Ik rationaliseerde en besloot dat ik hem gewoon zou vertellen dat Fox me naar verschillende plekken had gebracht om me de stad te laten zien. Het zou eenvoudig genoeg lijken, en ze zouden van niets weten. Ik zou de snelheidsovertredingen niet vermelden of het feit dat alle plekken die ik had bezocht, plaatsen waren waar ik als kind naartoe ging en nu iets anders waren.

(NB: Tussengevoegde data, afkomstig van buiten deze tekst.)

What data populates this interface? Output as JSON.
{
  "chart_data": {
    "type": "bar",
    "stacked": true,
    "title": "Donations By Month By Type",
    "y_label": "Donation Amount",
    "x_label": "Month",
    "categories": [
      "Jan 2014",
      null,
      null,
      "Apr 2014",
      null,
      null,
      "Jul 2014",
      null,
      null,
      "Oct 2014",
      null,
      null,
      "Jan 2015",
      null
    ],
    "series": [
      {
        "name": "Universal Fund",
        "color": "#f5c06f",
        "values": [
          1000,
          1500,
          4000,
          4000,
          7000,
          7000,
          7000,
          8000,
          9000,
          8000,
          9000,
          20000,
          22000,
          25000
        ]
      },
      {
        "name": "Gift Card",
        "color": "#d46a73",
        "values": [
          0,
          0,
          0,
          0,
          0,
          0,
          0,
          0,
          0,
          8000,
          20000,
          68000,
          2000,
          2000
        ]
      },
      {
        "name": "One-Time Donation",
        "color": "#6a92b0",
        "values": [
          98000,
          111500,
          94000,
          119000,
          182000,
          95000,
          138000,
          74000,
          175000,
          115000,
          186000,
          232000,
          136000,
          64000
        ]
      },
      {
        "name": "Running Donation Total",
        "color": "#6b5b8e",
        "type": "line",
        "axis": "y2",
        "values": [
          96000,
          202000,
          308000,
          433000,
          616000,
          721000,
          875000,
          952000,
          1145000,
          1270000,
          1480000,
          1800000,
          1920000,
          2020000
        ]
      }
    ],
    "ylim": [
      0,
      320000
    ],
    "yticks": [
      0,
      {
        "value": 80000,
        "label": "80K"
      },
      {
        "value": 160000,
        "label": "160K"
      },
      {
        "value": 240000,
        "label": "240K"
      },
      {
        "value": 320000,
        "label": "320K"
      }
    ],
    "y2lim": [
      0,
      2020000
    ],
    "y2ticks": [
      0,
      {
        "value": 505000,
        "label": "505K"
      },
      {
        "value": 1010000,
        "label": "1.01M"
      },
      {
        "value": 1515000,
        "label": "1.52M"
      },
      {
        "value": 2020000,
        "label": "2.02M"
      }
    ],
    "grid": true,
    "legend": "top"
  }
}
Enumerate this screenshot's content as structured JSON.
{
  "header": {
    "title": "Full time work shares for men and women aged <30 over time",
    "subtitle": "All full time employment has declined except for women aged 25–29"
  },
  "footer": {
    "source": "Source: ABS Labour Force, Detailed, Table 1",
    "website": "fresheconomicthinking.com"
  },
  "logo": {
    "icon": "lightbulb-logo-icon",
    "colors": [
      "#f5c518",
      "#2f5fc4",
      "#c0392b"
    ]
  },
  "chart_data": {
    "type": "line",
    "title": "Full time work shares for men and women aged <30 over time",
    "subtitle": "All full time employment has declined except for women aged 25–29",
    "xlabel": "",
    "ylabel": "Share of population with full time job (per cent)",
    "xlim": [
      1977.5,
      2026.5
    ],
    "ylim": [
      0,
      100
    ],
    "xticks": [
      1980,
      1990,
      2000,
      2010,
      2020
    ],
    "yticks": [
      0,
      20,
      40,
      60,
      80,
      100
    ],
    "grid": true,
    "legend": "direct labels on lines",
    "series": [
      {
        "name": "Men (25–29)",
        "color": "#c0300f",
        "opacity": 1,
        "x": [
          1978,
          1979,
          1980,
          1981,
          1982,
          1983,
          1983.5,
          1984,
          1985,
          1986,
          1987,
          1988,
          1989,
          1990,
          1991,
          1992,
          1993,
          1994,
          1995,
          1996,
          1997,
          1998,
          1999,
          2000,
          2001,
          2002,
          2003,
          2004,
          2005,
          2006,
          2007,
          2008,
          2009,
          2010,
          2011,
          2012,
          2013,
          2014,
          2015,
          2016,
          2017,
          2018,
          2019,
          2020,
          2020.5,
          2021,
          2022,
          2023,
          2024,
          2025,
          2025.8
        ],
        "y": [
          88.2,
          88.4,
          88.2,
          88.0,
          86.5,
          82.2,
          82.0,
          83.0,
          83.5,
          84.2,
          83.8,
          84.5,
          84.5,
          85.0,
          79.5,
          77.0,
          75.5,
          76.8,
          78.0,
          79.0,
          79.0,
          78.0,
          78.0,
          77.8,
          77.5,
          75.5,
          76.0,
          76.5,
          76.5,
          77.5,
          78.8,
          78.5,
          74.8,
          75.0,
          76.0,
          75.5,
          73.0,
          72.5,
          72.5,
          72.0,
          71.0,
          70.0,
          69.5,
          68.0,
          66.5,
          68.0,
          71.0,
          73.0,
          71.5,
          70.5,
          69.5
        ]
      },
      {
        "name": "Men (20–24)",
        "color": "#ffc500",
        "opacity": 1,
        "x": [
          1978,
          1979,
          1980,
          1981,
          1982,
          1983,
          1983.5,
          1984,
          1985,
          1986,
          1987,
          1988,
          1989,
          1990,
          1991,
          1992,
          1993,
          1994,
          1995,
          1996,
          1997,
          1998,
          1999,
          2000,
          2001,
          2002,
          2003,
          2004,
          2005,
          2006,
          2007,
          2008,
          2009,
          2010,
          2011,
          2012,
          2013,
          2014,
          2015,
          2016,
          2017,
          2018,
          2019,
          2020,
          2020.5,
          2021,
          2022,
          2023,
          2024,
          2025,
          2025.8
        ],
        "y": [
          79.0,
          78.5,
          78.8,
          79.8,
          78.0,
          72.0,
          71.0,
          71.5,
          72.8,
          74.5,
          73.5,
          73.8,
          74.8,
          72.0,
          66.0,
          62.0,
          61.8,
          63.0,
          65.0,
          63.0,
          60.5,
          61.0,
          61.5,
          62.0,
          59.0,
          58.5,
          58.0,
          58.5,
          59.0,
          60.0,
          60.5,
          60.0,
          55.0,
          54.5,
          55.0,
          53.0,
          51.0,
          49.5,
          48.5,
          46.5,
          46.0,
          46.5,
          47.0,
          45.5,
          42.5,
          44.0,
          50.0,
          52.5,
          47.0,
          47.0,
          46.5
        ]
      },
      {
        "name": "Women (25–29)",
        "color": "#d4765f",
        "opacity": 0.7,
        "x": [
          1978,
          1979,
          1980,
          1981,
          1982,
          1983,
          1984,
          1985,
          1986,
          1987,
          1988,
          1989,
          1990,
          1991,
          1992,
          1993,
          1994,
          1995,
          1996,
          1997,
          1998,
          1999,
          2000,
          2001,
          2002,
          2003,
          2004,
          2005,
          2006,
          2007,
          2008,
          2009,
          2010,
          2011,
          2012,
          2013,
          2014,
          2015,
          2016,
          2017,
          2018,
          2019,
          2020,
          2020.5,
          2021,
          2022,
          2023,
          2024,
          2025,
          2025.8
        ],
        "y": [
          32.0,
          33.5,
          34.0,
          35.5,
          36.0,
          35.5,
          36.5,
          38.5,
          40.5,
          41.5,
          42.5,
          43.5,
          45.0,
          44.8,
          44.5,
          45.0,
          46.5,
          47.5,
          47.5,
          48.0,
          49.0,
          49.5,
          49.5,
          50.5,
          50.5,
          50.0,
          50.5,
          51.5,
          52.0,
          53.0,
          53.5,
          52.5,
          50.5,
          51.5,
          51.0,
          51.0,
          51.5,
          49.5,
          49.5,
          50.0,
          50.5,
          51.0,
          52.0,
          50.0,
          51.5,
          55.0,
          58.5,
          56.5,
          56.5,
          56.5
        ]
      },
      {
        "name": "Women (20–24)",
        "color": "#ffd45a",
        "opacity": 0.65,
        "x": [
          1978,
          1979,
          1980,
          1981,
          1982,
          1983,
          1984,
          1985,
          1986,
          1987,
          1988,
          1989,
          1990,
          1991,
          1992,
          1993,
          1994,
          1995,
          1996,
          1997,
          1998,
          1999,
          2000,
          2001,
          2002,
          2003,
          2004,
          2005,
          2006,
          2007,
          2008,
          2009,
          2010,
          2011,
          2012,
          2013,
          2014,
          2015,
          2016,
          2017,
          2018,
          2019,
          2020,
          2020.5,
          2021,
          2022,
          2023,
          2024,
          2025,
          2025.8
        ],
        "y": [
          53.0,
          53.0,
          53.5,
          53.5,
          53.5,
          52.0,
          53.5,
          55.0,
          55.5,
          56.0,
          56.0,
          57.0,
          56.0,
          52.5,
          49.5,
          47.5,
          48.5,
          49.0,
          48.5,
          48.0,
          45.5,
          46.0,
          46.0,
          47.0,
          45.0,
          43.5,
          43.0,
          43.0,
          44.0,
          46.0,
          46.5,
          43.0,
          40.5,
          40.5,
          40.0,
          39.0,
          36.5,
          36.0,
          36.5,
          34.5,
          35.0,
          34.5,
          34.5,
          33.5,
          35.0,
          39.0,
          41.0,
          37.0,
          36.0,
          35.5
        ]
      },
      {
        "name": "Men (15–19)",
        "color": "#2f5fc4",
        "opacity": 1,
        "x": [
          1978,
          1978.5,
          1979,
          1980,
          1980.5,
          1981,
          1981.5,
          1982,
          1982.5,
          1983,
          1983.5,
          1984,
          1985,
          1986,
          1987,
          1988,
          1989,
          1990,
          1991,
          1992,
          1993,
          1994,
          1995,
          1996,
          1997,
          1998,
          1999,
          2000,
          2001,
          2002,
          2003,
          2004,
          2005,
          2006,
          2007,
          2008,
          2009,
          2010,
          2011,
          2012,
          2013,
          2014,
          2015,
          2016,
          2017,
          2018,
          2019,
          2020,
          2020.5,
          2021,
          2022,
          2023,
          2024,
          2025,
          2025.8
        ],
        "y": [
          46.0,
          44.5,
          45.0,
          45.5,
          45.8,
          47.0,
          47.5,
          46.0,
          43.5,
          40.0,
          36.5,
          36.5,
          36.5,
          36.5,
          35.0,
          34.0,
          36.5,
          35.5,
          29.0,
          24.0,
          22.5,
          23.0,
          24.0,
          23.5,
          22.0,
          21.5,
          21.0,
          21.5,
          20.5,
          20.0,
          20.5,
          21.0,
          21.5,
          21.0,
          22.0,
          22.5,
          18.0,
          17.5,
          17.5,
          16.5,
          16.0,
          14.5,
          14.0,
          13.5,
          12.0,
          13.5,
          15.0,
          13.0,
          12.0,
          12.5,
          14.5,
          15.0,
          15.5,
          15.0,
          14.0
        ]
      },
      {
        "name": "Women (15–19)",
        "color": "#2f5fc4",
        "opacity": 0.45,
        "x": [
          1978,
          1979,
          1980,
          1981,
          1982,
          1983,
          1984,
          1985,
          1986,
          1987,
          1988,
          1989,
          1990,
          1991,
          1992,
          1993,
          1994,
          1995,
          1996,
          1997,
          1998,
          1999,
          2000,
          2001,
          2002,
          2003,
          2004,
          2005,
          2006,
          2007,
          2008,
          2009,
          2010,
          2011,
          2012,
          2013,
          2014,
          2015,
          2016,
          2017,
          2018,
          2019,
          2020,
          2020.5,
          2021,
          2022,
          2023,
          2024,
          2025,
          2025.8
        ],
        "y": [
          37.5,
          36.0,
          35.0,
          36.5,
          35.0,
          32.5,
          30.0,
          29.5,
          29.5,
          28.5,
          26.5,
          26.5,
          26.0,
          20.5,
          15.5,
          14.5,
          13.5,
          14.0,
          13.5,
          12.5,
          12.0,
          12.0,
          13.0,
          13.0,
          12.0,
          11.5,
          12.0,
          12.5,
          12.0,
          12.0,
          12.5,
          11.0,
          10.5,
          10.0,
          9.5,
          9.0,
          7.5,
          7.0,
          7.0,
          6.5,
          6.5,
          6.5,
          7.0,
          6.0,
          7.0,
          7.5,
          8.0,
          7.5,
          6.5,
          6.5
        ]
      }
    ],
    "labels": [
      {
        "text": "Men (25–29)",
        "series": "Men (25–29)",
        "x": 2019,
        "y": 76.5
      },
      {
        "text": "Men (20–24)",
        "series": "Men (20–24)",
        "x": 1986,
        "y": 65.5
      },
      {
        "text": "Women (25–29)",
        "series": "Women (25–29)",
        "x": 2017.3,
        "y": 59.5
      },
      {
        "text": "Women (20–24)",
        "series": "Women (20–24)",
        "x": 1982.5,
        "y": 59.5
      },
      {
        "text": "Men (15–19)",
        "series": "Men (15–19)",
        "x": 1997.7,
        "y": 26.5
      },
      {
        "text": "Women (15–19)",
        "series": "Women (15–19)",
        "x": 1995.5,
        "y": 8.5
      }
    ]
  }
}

Ja, dat was het plan. De directeur wilde dat ik dichtbij Fox kwam, integreren, zei hij, en integreren met Fox hield soms in dat de wet overtreden werd. Ik probeerde mezelf wijs te maken dat ik nog steeds controle had over de situatie. Ik moest de controle behouden, maar alles was er nog steeds. Mijn verlangen naar Fox was er nog steeds, de manier waarop hij mijn hart sneller liet kloppen. Ik dacht dat de tijd weg van hem en deze verschrikkelijke stad me zou kalmeren. Het was de bedoeling om mijn grillige wilde natuur die ik als kind had, te bedwingen.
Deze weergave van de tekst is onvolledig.